Prerequisites
- OneRun platform running (see Quick Start for setup)
- Access to OneRun web interface
- Basic understanding of your agent’s capabilities
Step 1: Create a Project
Projects organize all your evaluation work and provide isolation between different agent testing initiatives.- Open OneRun in your browser
- Sign in to your account
- Click “New Project” on the dashboard
- Enter project name: Choose a descriptive name (e.g., “Customer Support Production” or “Marketing Team Bots”)
- Save the project - you’ll be redirected to the project dashboard
Step 2: Define Your Agent
Agents represent the AI system you want to evaluate. The agent configuration helps OneRun understand what your system does and generates appropriate test scenarios.- Navigate to “Agents” in your project
- Click “Create Agent”
-
Configure agent details:
- Name: Your agent’s name (e.g., “Support Bot v2.1”)
- Description: Detailed description of what your agent does, its capabilities, and role (e.g., “Friendly customer service agent that handles billing inquiries, processes returns, and provides product information”)
- Save the agent - note the Agent ID from the details page (needed for your worker)
The agent description is crucial as OneRun uses it to generate realistic personas and conversation scenarios. Be specific about your agent’s capabilities and limitations.
Step 3: Set Evaluation Objectives
Objectives define what “success” looks like for your agent. They provide the scoring criteria that OneRun uses to evaluate conversation quality.- Go to “Objectives” in your project
- Click “New Objective”
-
Define success criteria:
- Name: Clear objective name (e.g., “Customer Satisfaction”)
- Criteria: Detailed evaluation guidelines (e.g., “Evaluate how satisfied the customer feels with the interaction. Score 1.0 for highly satisfied customers who express gratitude. Score 0.5-0.8 for neutral interactions where basic needs are met.
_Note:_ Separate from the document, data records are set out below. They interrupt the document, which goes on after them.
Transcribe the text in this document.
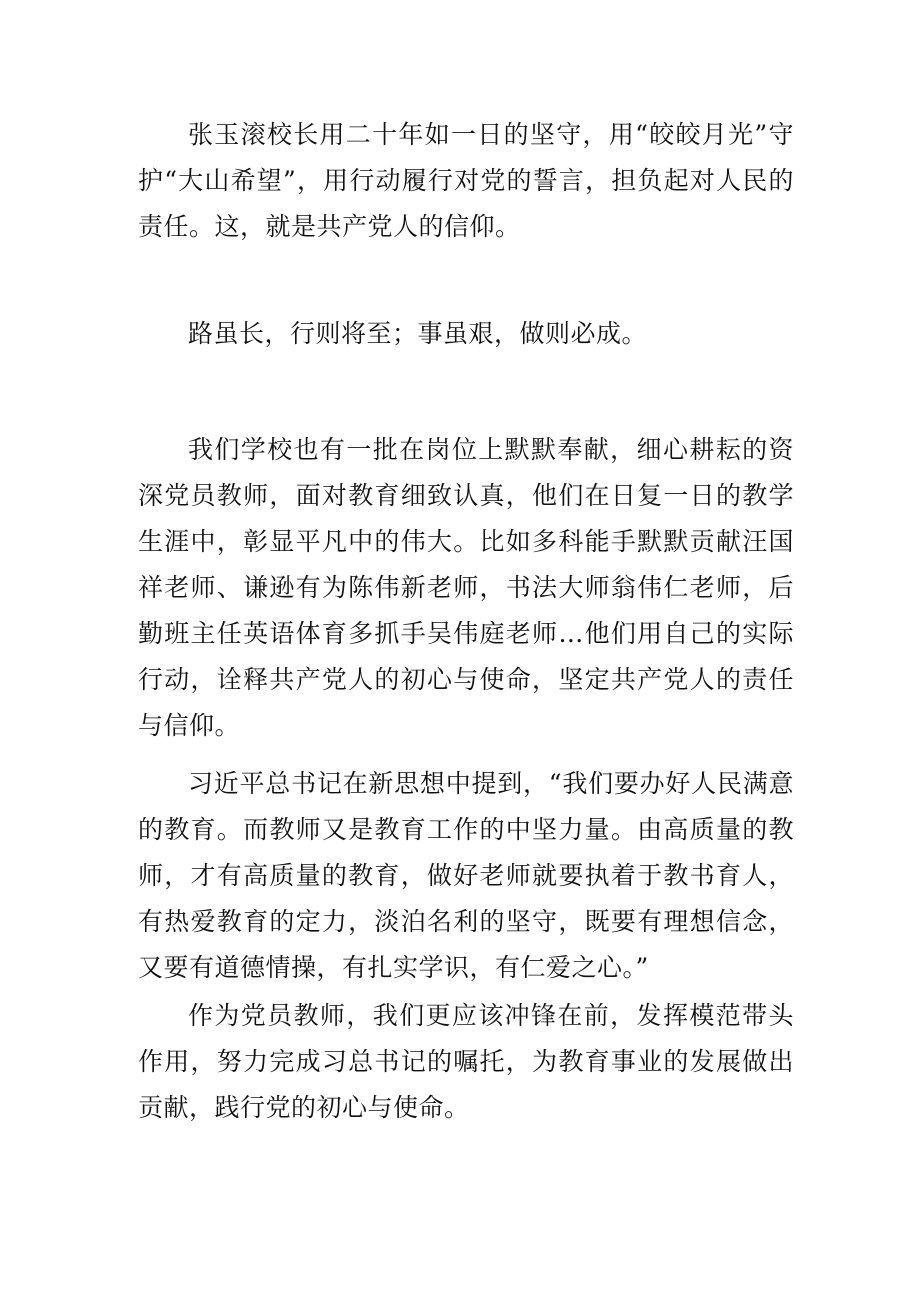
张玉滚校长用二十年如一日的坚守，用“皎皎月光”守护“大山希望”，用行动履行对党的誓言，担负起对人民的责任。这，就是共产党人的信仰。

路虽长，行则将至；事虽艰，做则必成。

我们学校也有一批在岗位上默默奉献，细心耕耘的资深党员教师，面对教育细致认真，他们在日复一日的教学生涯中，彰显平凡中的伟大。比如多科能手默默贡献汪国祥老师、谦逊有为陈伟新老师，书法大师翁伟仁老师，后勤班主任英语体育多抓手吴伟庭老师…他们用自己的实际行动，诠释共产党人的初心与使命，坚定共产党人的责任与信仰。

习近平总书记在新思想中提到，“我们要办好人民满意的教育。而教师又是教育工作的中坚力量。由高质量的教师，才有高质量的教育，做好老师就要执着于教书育人，有热爱教育的定力，淡泊名利的坚守，既要有理想信念，又要有道德情操，有扎实学识，有仁爱之心。”

作为党员教师，我们更应该冲锋在前，发挥模范带头作用，努力完成习总书记的嘱托，为教育事业的发展做出贡献，践行党的初心与使命。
Score 0.0-0.4 for frustrated customers or unresolved issues.”)
-
Add multiple objectives for comprehensive evaluation:
- Response Accuracy: How factually correct are the agent’s responses?
- Customer Satisfaction: How satisfied is the customer with the interaction?
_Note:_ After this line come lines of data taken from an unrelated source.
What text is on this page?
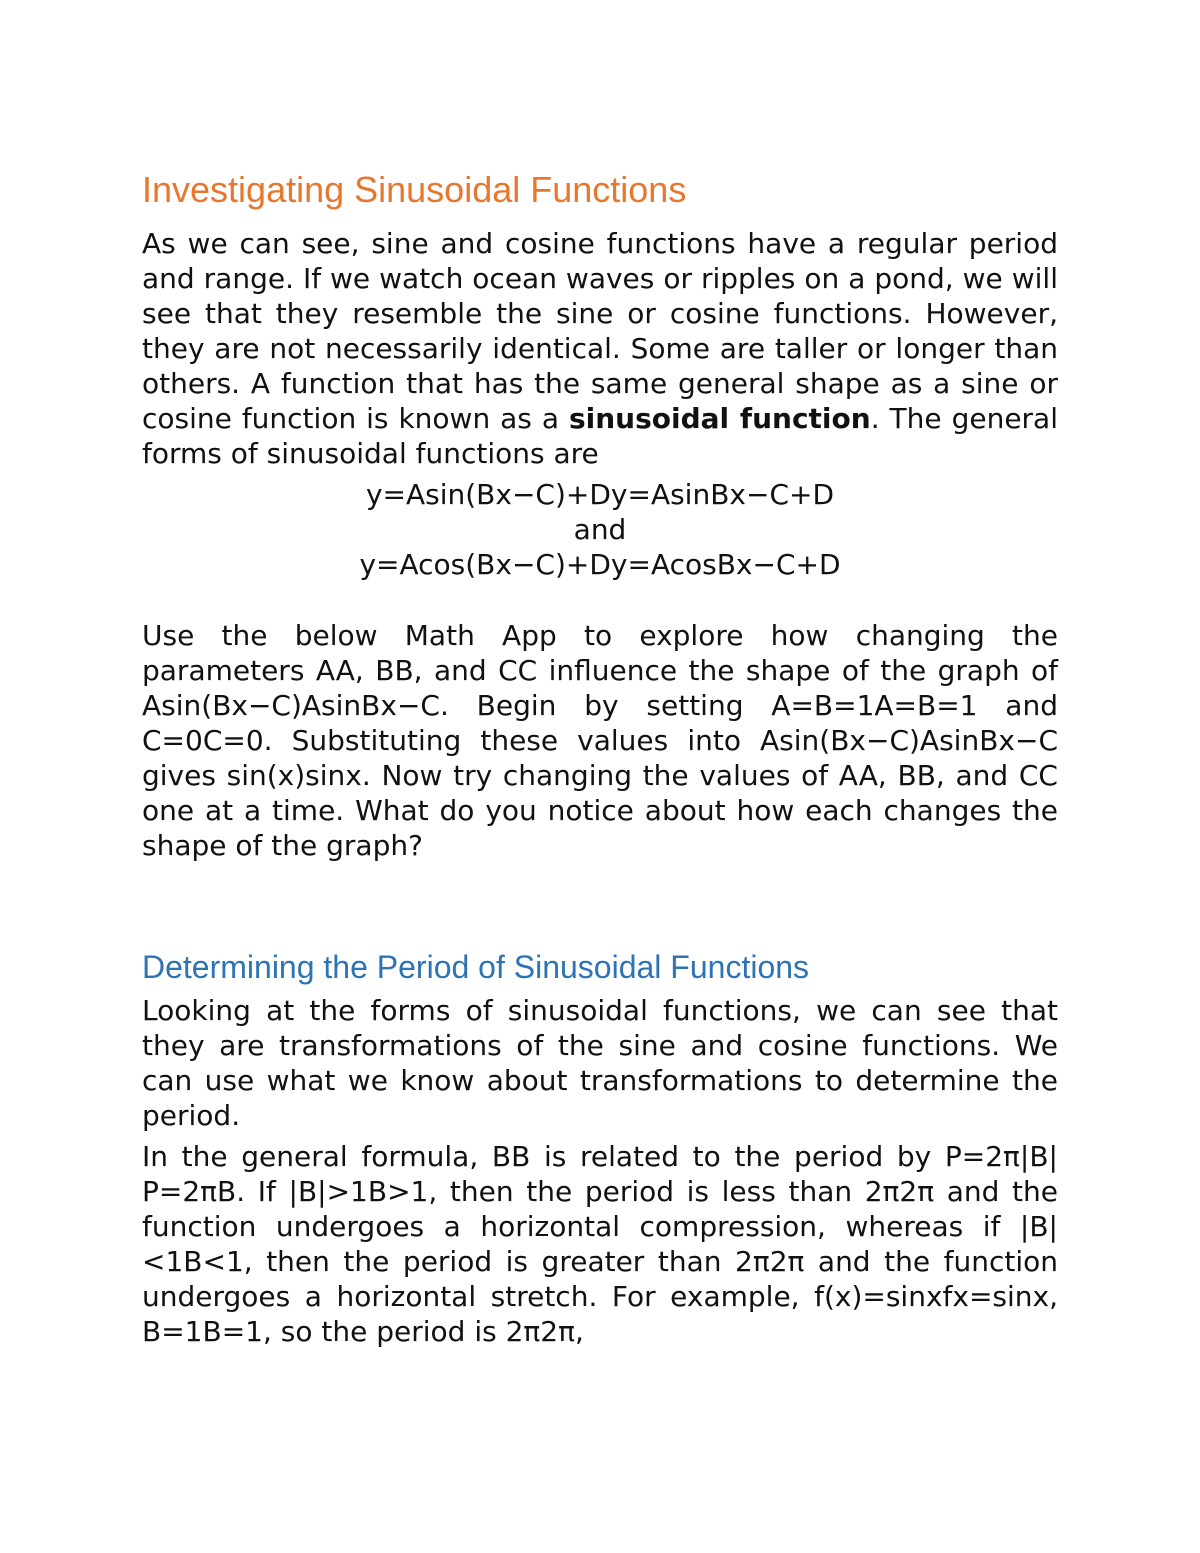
Investigating Sinusoidal Functions

As we can see, sine and cosine functions have a regular period and range. If we watch ocean waves or ripples on a pond, we will see that they resemble the sine or cosine functions. However, they are not necessarily identical. Some are taller or longer than others. A function that has the same general shape as a sine or cosine function is known as a sinusoidal function. The general forms of sinusoidal functions are

y=Asin(Bx−C)+Dy=AsinBx−C+D

and

y=Acos(Bx−C)+Dy=AcosBx−C+D

Use the below Math App to explore how changing the parameters AA, BB, and CC influence the shape of the graph of Asin(Bx−C)AsinBx−C. Begin by setting A=B=1A=B=1 and C=0C=0. Substituting these values into Asin(Bx−C)AsinBx−C gives sin(x)sinx. Now try changing the values of AA, BB, and CC one at a time. What do you notice about how each changes the shape of the graph?

Determining the Period of Sinusoidal Functions

Looking at the forms of sinusoidal functions, we can see that they are transformations of the sine and cosine functions. We can use what we know about transformations to determine the period.

In the general formula, BB is related to the period by P=2π|B| P=2πB. If |B|>1B>1, then the period is less than 2π2π and the function undergoes a horizontal compression, whereas if |B|<1B<1, then the period is greater than 2π2π and the function undergoes a horizontal stretch. For example, f(x)=sinxfx=sinx, B=1B=1, so the period is 2π2π,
- Professional Communication: Does the agent maintain appropriate tone and language?
Step 4: Create a Simulation
Simulations bring everything together - they generate personas, orchestrate conversations, and evaluate results against your objectives.- Navigate to “Simulations”
- Click “New Simulation”
- Configure simulation parameters:
- Name: Descriptive name for this test run
- Agent: Select the agent you created
- Objectives: Choose which objectives to evaluate
- Scenario Description: Describe the situations you want to test (e.g., “Customers with billing issues, product returns, and general inquiries”)
- Number of Conversations: Start with 10-20 for initial testing
- Max Turns per Conversation: Set appropriate limits (3-5 for simple tasks, 10+ for complex scenarios)
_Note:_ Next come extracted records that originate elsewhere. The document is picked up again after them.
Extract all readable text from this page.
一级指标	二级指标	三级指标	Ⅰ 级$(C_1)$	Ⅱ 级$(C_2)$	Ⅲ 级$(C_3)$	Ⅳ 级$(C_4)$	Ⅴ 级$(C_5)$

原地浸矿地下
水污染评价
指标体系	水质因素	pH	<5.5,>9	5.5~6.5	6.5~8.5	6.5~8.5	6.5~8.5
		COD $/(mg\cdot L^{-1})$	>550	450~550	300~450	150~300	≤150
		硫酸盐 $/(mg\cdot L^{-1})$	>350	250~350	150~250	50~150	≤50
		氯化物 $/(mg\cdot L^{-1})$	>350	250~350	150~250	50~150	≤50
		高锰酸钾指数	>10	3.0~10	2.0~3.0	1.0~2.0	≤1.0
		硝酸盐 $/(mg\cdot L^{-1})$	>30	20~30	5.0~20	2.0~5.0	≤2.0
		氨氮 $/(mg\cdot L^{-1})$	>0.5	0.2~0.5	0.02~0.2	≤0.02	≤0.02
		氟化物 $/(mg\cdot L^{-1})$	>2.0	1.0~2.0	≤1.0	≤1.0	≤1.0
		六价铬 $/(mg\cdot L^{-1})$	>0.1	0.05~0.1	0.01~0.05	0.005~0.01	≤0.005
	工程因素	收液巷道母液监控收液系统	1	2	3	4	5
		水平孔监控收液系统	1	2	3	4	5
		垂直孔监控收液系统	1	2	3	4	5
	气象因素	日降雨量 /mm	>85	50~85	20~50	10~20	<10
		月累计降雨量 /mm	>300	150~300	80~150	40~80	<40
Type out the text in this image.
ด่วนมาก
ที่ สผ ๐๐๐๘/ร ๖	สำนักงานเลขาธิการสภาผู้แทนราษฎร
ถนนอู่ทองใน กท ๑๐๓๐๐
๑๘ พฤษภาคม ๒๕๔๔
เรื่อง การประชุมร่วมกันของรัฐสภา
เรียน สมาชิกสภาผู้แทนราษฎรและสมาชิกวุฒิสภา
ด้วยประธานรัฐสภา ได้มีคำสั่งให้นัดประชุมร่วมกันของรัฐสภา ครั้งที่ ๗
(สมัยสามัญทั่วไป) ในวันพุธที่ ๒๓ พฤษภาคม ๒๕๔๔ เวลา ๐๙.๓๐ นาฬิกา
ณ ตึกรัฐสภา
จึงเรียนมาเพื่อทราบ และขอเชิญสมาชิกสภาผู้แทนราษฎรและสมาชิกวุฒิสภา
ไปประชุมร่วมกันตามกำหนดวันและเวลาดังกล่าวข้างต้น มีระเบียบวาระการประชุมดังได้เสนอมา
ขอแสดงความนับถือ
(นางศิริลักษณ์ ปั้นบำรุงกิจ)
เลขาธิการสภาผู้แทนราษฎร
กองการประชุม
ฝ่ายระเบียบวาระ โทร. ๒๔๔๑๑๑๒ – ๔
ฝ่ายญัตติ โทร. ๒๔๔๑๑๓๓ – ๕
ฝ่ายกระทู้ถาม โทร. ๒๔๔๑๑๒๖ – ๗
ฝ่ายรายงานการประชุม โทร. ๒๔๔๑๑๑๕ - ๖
Step 5: Launch the Simulation
With everything configured, you’re ready to run your first evaluation.- Review simulation settings - make sure everything looks correct
- Click “Start Simulation” - OneRun will begin generating personas and scenarios
- Monitor progress - you’ll see conversations being created and assigned
- Ensure your worker is running - without a worker, conversations won’t proceed
1
Persona Generation
OneRun creates diverse personas based on your agent description and scenario
2
Conversation Assignment
Each persona gets assigned to a conversation with your agent
3
Worker Processing
Your worker polls for conversations and handles the agent logic
4
Evaluation
Completed conversations are automatically scored against your objectives
Next Steps
After creating your first simulation:- Scale Up: Run larger simulations with 50+ conversations for statistical significance
- Compare Versions: Use simulations to A/B test agent improvements
- Automate Evaluation: Integrate OneRun into your development pipeline
- Share Results: Use reports to communicate agent performance to stakeholders
Effective agent evaluation is iterative. Use each simulation to learn something new about your agent’s capabilities and limitations.